AKBOU – Agence BADR – Le désarroi des retraités

Les retraités de la région d’Akbou, détenteurs de comptes courants au niveau de l’agence BADR de la ville, endurent les pires difficultés, pour encaisser leurs pensions.

à chaque virement de leur rente viagère, c’est le même spectacle qui se donne à voir à l’entrée de l’édifice et dans sa proximité immédiate. Une file interminable de vieillards, adossés au mur ou assis à même le sol, attendant impatiemment, se crée.

Une attente qui peut durer des heures, signale-t-on. «Nous avons passé toute notre vie à trimer pour gagner notre pitance, et voila qu’on nous soumet à un autre supplice pour encaisser nos revenus», peste un retraité d’Ighram.

Appuyé stoïquement sur sa béquille, un retraité d’Amalou en veut aux responsables de la banque qui, selon lui, ne se préoccupent pas de leur sort. «Nous endurons ce calvaire depuis des années, sans que cela ne semble émouvoir, outre mesure, les dirigeants de cette agence», fulmine-t-il.

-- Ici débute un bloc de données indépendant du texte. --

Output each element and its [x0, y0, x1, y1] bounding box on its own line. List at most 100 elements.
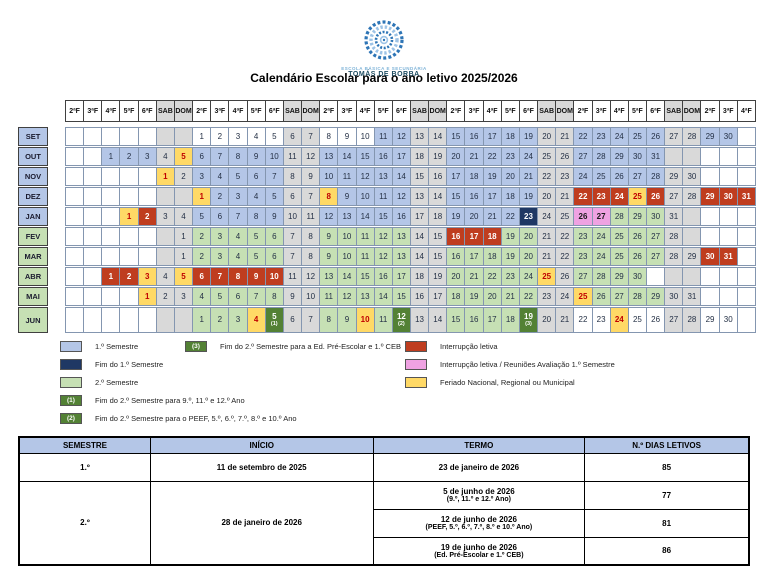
- day-number: 23: [505, 151, 515, 161]
- termo-detail: (PEEF, 5.º, 6.º, 7.º, 8.º e 10.º Ano): [425, 524, 533, 531]
- day-cell-nov-24: 24: [573, 167, 593, 186]
- day-number: 12: [396, 311, 406, 321]
- day-cell-mar-10: 10: [337, 247, 357, 266]
- day-cell-jun-22: 22: [573, 307, 593, 333]
- empty-cell: [119, 127, 139, 146]
- day-cell-abr-3: 3: [137, 267, 157, 286]
- day-number: 22: [542, 171, 552, 181]
- day-cell-dez-6: 6: [282, 187, 303, 206]
- day-number: 13: [415, 191, 424, 201]
- day-cell-abr-19: 19: [428, 267, 448, 286]
- day-cell-nov-4: 4: [210, 167, 230, 186]
- day-cell-nov-6: 6: [246, 167, 266, 186]
- day-cell-dez-24: 24: [609, 187, 629, 206]
- day-cell-nov-1: 1: [155, 167, 175, 186]
- day-cell-nov-25: 25: [591, 167, 611, 186]
- day-number: 21: [487, 211, 497, 221]
- day-cell-mai-4: 4: [192, 287, 212, 306]
- month-label-fev: FEV: [18, 227, 48, 246]
- day-cell-nov-20: 20: [500, 167, 520, 186]
- day-number: 9: [326, 251, 331, 261]
- weekday-header-4ªf: 4ªF: [736, 100, 756, 122]
- inicio-cell: 28 de janeiro de 2026: [149, 480, 374, 566]
- day-number: 15: [433, 251, 443, 261]
- day-cell-abr-13: 13: [319, 267, 339, 286]
- day-cell-set-1: 1: [192, 127, 212, 146]
- day-number: 26: [614, 171, 624, 181]
- day-cell-mar-9: 9: [319, 247, 339, 266]
- empty-cell: [83, 167, 103, 186]
- empty-cell: [65, 187, 85, 206]
- day-cell-set-29: 29: [700, 127, 720, 146]
- day-number: 7: [290, 231, 295, 241]
- day-number: 2: [126, 151, 132, 161]
- legend-swatch-int: [405, 340, 427, 352]
- legend-label: Interrupção letiva / Reuniões Avaliação …: [440, 359, 615, 369]
- day-number: 23: [596, 315, 606, 324]
- day-number: 16: [378, 271, 388, 281]
- day-number: 19: [433, 151, 443, 161]
- day-cell-set-28: 28: [682, 127, 702, 146]
- month-row-out: OUT 1 2 3 4 5 6 7 8 9 10 11 12 13 14 15 16 17 18 19 20 21 22 23…: [18, 147, 756, 166]
- day-cell-mai-28: 28: [627, 287, 647, 306]
- column-header-n-dias-letivos: N.º DIAS LETIVOS: [584, 436, 750, 454]
- day-number: 14: [433, 315, 443, 324]
- day-cell-jan-11: 11: [301, 207, 321, 226]
- day-cell-mai-19: 19: [464, 287, 484, 306]
- day-cell-mar-25: 25: [609, 247, 629, 266]
- day-cell-mai-29: 29: [646, 287, 666, 306]
- day-number: 31: [723, 251, 733, 261]
- day-number: 27: [669, 191, 679, 201]
- day-cell-nov-13: 13: [373, 167, 393, 186]
- day-number: 6: [290, 131, 295, 141]
- day-cell-dez-28: 28: [682, 187, 702, 206]
- empty-cell: [101, 247, 121, 266]
- empty-cell: [83, 247, 103, 266]
- month-cells-mai: 1 2 3 4 5 6 7 8 9 10 11 12 13 14 15 16 17 18 19 20 21 22 23 24 2…: [65, 287, 756, 306]
- empty-cell: [65, 207, 85, 226]
- month-rows: SET 1 2 3 4 5 6 7 8 9 10 11 12 13 14 15 16 17 18 19 20 21 22 23…: [18, 127, 756, 333]
- day-cell-jun-29: 29: [700, 307, 720, 333]
- day-number: 5: [253, 231, 259, 241]
- day-number: 7: [235, 211, 241, 221]
- day-cell-fev-13: 13: [391, 227, 411, 246]
- day-cell-set-16: 16: [464, 127, 484, 146]
- day-cell-nov-15: 15: [409, 167, 430, 186]
- empty-cell: [736, 307, 756, 333]
- day-cell-jun-27: 27: [664, 307, 684, 333]
- day-number: 30: [723, 191, 733, 201]
- day-cell-jan-16: 16: [391, 207, 411, 226]
- day-cell-jan-3: 3: [155, 207, 175, 226]
- empty-cell: [736, 207, 756, 226]
- legend-swatch-end1: [60, 358, 82, 370]
- day-cell-dez-31: 31: [736, 187, 756, 206]
- day-number: 6: [199, 271, 204, 281]
- empty-cell: [137, 307, 157, 333]
- semester-cell: 1.º: [18, 452, 151, 482]
- day-cell-mai-5: 5: [210, 287, 230, 306]
- day-number: 10: [360, 315, 370, 324]
- day-cell-fev-7: 7: [282, 227, 303, 246]
- semester-cell: 2.º: [18, 480, 151, 566]
- day-cell-mar-5: 5: [246, 247, 266, 266]
- day-number: 1: [181, 251, 186, 261]
- day-cell-fev-12: 12: [373, 227, 393, 246]
- day-number: 9: [344, 131, 350, 141]
- day-number: 12: [396, 191, 406, 201]
- day-cell-jan-22: 22: [500, 207, 520, 226]
- day-number: 27: [669, 315, 679, 324]
- day-cell-fev-16: 16: [446, 227, 466, 246]
- day-number: 23: [578, 251, 588, 261]
- empty-cell: [155, 127, 175, 146]
- day-number: 17: [396, 151, 406, 161]
- empty-cell: [718, 287, 738, 306]
- day-cell-set-10: 10: [355, 127, 375, 146]
- legend-item: Interrupção letiva: [405, 340, 615, 352]
- day-number: 3: [235, 191, 241, 201]
- empty-cell: [65, 247, 85, 266]
- day-number: 29: [705, 191, 715, 201]
- day-cell-mar-2: 2: [192, 247, 212, 266]
- termo-date: 23 de janeiro de 2026: [438, 462, 520, 472]
- day-cell-jun-8: 8: [319, 307, 339, 333]
- day-cell-fev-1: 1: [173, 227, 194, 246]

Tout aussi courroucé, un retraité du village Alma, dans la commune de Chellata, déclare à brûle-pourpoint : «Les gérants de la BADR doivent savoir qu’il y a des retraités, parfois malades, qui se lèvent aux aurores, afin de pointer à la première heure pour ensuite poireauter».

À l’intérieur de la banque, les agents s’activent sans relâche, pour répondre aux sollicitudes des clients. Submergés par l’ampleur de la tâche, ils sont débordés de bout en bout. «Nous faisons de notre mieux pour traiter un maximum d’opérations, mais il y a toujours des déceptions et des insatisfactions», dira un préposé au guichet.

Notre banquier concède que l’idéal serait de repartir tous ces retraités sur l’ensemble des agences bancaires de la ville. «Néanmoins, préconise-t-il, si les retraités s’avisaient à différer d’une ou deux semaines l’encaissement de leurs pensions, tout le monde se trouverait soulagé».

N Maouche.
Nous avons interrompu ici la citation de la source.